À la gare routière d'Adjamé (nord), la plus grande de la ville, comme à celle de Yopougon (ouest), une foule de familles, dont beaucoup de femmes et d'enfants, attendaient leur tour samedi matin pour monter dans des cars, emportant bagages, sacs et même appareils électro-ménagers, pour se "mettre à l'abri" dans leur village.
Certains avaient passé la nuit sur place, sans parvenir encore à quitter la ville.
"J'ai peur. Je quitte Abidjan pour me réfugier au village", a déclaré Marguerite, entourée de ses quatre enfants.
"La consigne est claire, il faut quitter Abidjan, on nous demande de partir", explique Tanoh, sans en dire davantage sur cette "consigne". "J'ai vu des cadavres dans mon quartier. Je ne supporte pas".
Depuis le début de la crise post-électorale, près de 500 000 personnes ont fui leur habitation, dont 200 000 ayant quitté Abidjan et 90 000 qui se sont réfugiées au Liberia, plongeant le pays dans une grave crise humanitaire, en particulier depuis la flambée des violences à la mi-février.
Appelé à céder la place par l'Union africaine, M. Gbagbo s'est dit vendredi prêt à envisager un "schéma de dialogue interivoirien" pour mettre fin à la crise mais n'a pas précisé ce qui pourrait selon lui être discuté.
Il a exhorté les combattants du camp Ouattara, des "rebelles" à ses yeux, à déposer les armes.
Son ministre de la Jeunesse, Charles Blé Goudé, chef des "jeunes patriotes" pro-Gbagbo, devait tenir un meeting dans l'après-midi à Yopougon, considéré comme un bastion du président sortant.
Il avait promis lundi, après le dernier sommet de l'UA qui a consacré l'impasse politique, de lancer un "appel historique" à la mobilisation pour "libérer la Côte d'Ivoire".
Rien n'a filtré pour l'heure du contenu de ce message mais, par la voix du porte-parole de son gouvernement, Laurent Gbagbo lui-même a déjà interpellé la population.
Il a réclamé "une plus grande responsabilité et une plus grande collaboration" entre les citoyens et les Forces de défense et de sécurité (FDS), pour que "les présences suspectes" soient "neutralisées".

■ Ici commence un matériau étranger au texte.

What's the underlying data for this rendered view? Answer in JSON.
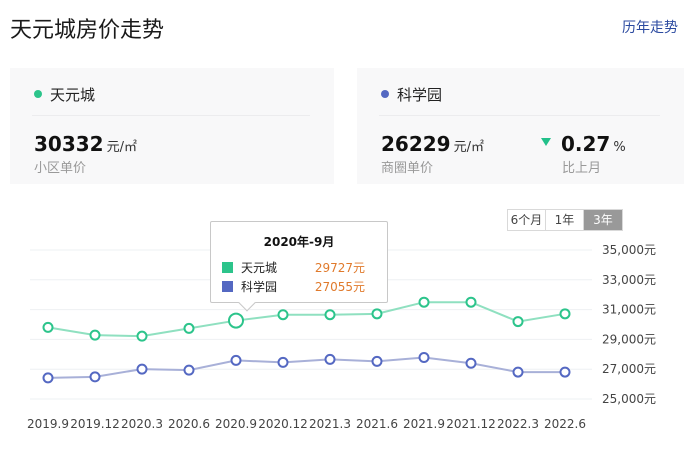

Dans Abidjan où la vie semblait dans certains quartiers suspendue, la tension était très forte. Les violences depuis le début de la crise ont déjà fait près de 440 morts, selon l'ONU.
Epicentre de la crise et base des insurgés, le quartier d'Abobo a été de nouveau la cible de tirs à l'arme lourde vendredi soir, ont rapporté des habitants.
"On a encore entendu des coups de canon vers 21h00 (locales et GMT), non loin de chez nous", a dit une résidente. "Comme chaque nuit, on vit dans la peur, enfermés chez nous. Je crois que je vais finir par quitter le quartier. Mais le problème, c'est que je n'ai pas de parents à Abidjan et je ne sais pas où aller".
Entre 25 et 30 civils avaient été tués jeudi, selon l'ONU, par des tirs de mortiers des "forces armées du camp" Gbagbo, suscitant une large réprobation internationale.
Le gouvernement Gbagbo a démenti toute implication des FDS et dénoncé un "complot" et une "synergie entre l'ONU, la France, les rebelles contre la Côte d'Ivoire".